アメリカ、中国向け半導体輸出規制を強化

2024/04/8 07:30

アメリカ政府は3月29日、中国向け半導体の輸出規制をさらに強化する策を発表した。AI機能を搭載したノートパソコンが新たに規制対象となり、4月4日から実施される。これは去年10月から実施されている規制措置の追加策であり、去年からエヌビディアを初めとする半導体メーカーに対して、中国への最先端AI半導体の輸出の禁止を命じていた。アメリカ商務省は、「中国への技術輸出規制は今後も絶えず更新し、措置を強化する予定」と表明している。

これに対し、中国商務省は「輸出規制の乱用は世界の半導体やその関連企業の正常な貿易を妨げるもので、市場のルールや国際貿易の秩序が著しく損なわれる」と表明した。

AI技術の普及に伴い、2029年にはAI対応型のノートパソコンが全体の95%となって出荷数は2.3億台を超えると見られている。つまりAIが個人のデバイスで広く活用され、通信や生産力、創造力、エンターテインメントが大きく変化していくことになる。

半導体やパソコンの大手メーカーも、このような流れに対応している。クアルコム、HP、デルなどがAI 導入PCを打ち出しているほか、エヌビディアやAMDなど半導体メーカーもAIの活用によるPCの普及の在り方を探っている。

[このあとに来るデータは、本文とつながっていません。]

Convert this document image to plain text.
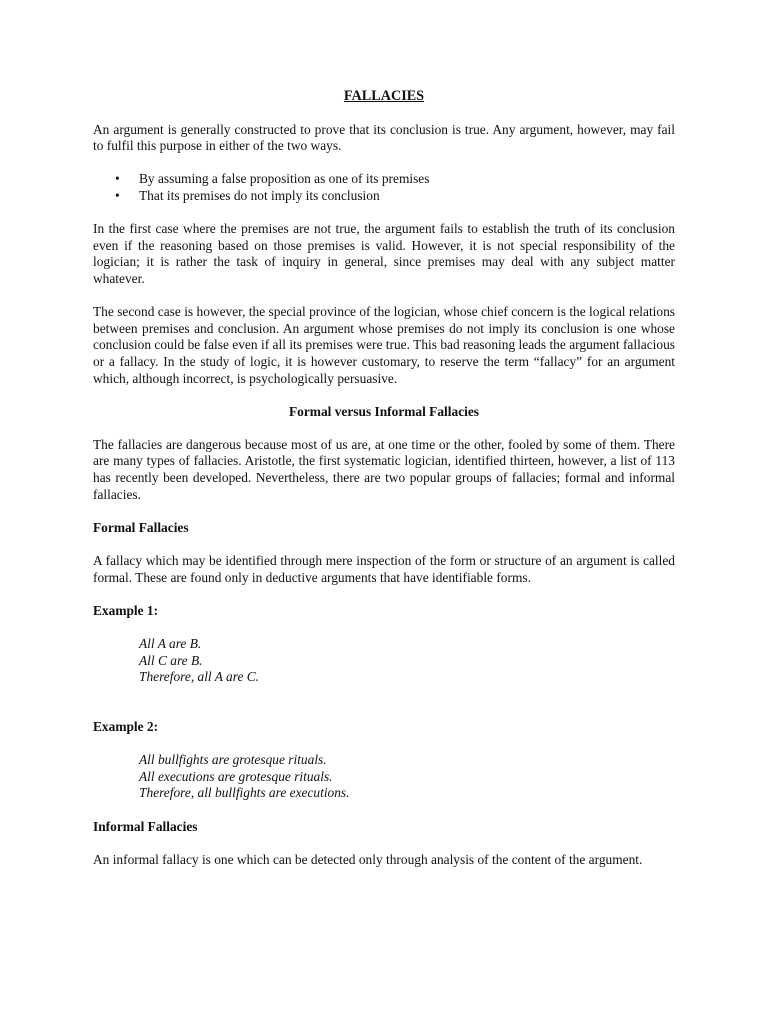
FALLACIES

An argument is generally constructed to prove that its conclusion is true. Any argument, however, may fail to fulfil this purpose in either of the two ways.

• By assuming a false proposition as one of its premises
• That its premises do not imply its conclusion

In the first case where the premises are not true, the argument fails to establish the truth of its conclusion even if the reasoning based on those premises is valid. However, it is not special responsibility of the logician; it is rather the task of inquiry in general, since premises may deal with any subject matter whatever.

The second case is however, the special province of the logician, whose chief concern is the logical relations between premises and conclusion. An argument whose premises do not imply its conclusion is one whose conclusion could be false even if all its premises were true. This bad reasoning leads the argument fallacious or a fallacy. In the study of logic, it is however customary, to reserve the term “fallacy” for an argument which, although incorrect, is psychologically persuasive.

Formal versus Informal Fallacies

The fallacies are dangerous because most of us are, at one time or the other, fooled by some of them. There are many types of fallacies. Aristotle, the first systematic logician, identified thirteen, however, a list of 113 has recently been developed. Nevertheless, there are two popular groups of fallacies; formal and informal fallacies.

Formal Fallacies

A fallacy which may be identified through mere inspection of the form or structure of an argument is called formal. These are found only in deductive arguments that have identifiable forms.

Example 1:
All A are B.
All C are B.
Therefore, all A are C.
Example 2:
All bullfights are grotesque rituals.
All executions are grotesque rituals.
Therefore, all bullfights are executions.
Informal Fallacies

An informal fallacy is one which can be detected only through analysis of the content of the argument.
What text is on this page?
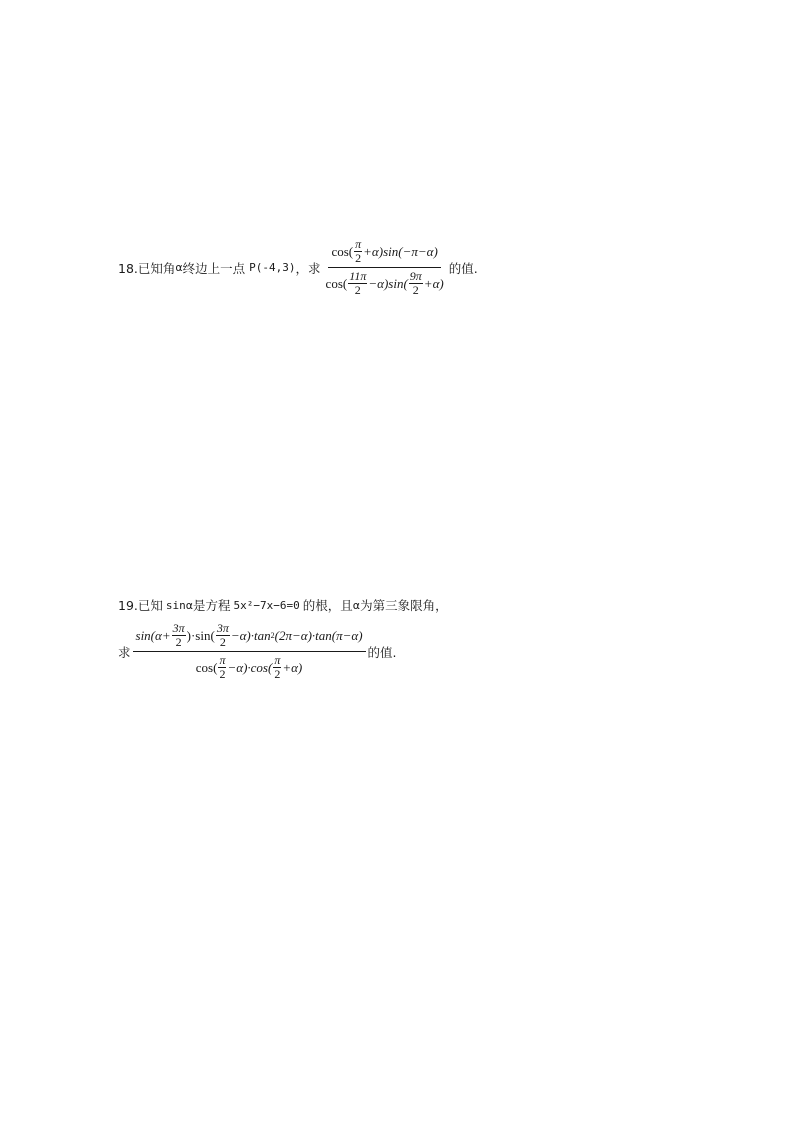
18.已知角 α 终边上一点 P(-4,3) ，求
cos( π
2 +α)sin(−π−α)
cos( 11π
2 −α)sin( 9π
2 +α)
的值.
19.已知 sin α 是方程 5x²−7x−6=0 的根，且 α 为第三象限角，
求
$\sin(\alpha+ \frac{3\pi}{2} )\cdot\sin$( 3π
2 −α)·tan 2 (2π−α)·tan(π−α)
cos( π
2 −α)·cos( π
2 +α)
的值.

こうした取り組みをしている大きな理由の一つが、大規模言語モデルの進歩である。グーグルは軽量型の大規模言語モデルGemmaを発表しており、AIがノートパソコンで利用されるという新たな時代を切り開いた。複雑な大規模言語モデルをPCで実行するにはまた課題もあるが、それらは技術の進歩で徐々に克服されており、各社ともPCにおけるAIモデルの活用の新たな方法を探っている。

今回のアメリカの規制策強化は、国の安全面を踏まえてのものではあが、世界の経済や技術競争におけるAIの重要性も示されている。AIが進歩を重ね、利用範囲も拡大していく中、AI関連の技術や製品における各国間での連携や競争もさらに活発になりそうである。